“We certainly do have a backlog because of the pandemic,” Chief Administrative Judge for Family Matters, Michael Albis said.
While Connecticut’s family services courtrooms have never fully closed amid COVID-19, Albis says their condensed capacity is causing cases to pile up.
“It’s in the thousands,” Albis said.
According to Judge Albis, the number of dissolution of marriage cases at the start of the pandemic was nearly 4,300. As of this January there were 6,500 pending divorce cases. There’s also been an increase in the number of pending child custody cases: at the start of the pandemic there were 1,400 cases, while the latest numbers show 1,900 pending child custody cases.
“Despite all that we did it was impossible to keep up with all the cases with limited staff, limited courts, limited ability to have people in the court room,” Albis said.
“We were all in disbelief that we were finally so close and then now it was put on hold again,” Robin Duszynski said.

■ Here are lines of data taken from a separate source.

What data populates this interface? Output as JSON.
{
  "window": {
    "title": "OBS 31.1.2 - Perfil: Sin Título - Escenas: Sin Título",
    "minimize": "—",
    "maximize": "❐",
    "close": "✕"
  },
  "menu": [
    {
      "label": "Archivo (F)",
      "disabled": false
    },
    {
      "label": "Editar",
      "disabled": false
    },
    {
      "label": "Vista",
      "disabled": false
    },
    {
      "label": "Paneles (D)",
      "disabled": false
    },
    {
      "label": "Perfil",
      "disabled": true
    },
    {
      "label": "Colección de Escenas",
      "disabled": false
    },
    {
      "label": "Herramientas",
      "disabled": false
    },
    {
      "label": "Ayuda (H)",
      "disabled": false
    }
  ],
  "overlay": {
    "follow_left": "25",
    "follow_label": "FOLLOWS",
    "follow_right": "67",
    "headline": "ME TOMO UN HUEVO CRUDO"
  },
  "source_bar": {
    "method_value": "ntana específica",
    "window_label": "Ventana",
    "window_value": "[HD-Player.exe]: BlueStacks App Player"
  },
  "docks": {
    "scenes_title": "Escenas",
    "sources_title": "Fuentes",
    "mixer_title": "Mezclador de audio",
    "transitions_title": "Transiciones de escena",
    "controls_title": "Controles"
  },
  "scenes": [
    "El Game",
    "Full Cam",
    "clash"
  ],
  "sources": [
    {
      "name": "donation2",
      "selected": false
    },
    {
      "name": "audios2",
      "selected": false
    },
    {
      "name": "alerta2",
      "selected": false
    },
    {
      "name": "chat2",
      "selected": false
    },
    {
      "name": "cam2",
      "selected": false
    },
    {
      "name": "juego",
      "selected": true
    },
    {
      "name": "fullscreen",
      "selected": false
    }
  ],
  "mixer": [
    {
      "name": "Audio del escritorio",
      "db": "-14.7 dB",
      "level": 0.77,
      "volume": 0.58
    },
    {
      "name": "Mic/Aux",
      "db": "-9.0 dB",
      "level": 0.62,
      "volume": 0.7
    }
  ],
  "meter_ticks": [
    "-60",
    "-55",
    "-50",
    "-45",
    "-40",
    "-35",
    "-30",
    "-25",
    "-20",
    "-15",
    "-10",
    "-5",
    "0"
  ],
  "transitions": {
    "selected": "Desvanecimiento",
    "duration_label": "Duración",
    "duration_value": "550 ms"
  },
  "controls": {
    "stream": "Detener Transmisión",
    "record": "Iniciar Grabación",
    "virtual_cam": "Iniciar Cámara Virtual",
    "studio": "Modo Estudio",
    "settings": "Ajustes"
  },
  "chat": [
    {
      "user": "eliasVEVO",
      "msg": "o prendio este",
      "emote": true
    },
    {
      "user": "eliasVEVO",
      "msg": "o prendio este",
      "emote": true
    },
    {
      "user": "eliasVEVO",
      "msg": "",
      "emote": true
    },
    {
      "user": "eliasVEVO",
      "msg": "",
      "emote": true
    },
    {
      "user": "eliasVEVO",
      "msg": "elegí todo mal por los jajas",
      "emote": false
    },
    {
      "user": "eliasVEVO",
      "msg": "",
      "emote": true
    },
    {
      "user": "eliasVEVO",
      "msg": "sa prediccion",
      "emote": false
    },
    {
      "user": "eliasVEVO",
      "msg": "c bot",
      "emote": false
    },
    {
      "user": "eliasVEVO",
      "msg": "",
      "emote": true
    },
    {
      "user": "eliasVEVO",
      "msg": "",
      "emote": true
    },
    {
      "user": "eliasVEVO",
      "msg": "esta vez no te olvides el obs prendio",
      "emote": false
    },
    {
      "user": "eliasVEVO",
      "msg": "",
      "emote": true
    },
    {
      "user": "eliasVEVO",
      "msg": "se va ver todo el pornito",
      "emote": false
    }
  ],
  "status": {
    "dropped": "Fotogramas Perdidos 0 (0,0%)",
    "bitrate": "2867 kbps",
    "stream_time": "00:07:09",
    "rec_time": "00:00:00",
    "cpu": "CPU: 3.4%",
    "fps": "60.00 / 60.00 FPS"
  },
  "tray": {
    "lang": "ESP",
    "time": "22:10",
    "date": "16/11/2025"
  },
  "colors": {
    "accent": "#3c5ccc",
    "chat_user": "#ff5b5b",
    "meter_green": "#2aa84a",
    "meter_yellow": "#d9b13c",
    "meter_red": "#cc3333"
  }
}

On March 12, 2020, Duszynski was three days into her divorce trial when the governor ordered certain courtrooms to close.
“It is very emotional, it was a long process to begin with and then now it was back to waiting after finally getting to start the trial,” Duszynski said.
Throughout the pandemic, family court continued to receive and conduct in-person hearings on applications for temporary restraining orders and emergency orders of custody. By late June, at least one courtroom in every open court location was equipped with the technology needed to conduct virtual video hearings and other proceedings. Since then, there have been at least 84 scheduled hearings and proceedings with an additional 6,500 hearings, proceedings and trial scheduled for the months ahead.
“You know it’s not just a divorce, it’s a complete change in the way they expected their lives to be,” Attorney Jeremiah Ollennu said.
Ollennu says while courts have become more innovative during the pandemic, many of his clients are facing an even greater emotional toll while waiting.
“What we have been trying to do is connect our clients with all those resources, therapists and so on who can help them deal with the emotional aspect of the case,” Ollennu said.
Duszynski was eventually granted a virtual trial in December and her divorce is now final.
“Absolutely, once I got that judgment it was perfect time,” Duszynski said.
“My hope is that by spring we will be in a new method of doing things and it’ll be moving smoothly and we won’t have cases that have been unattended for months,” Albis said.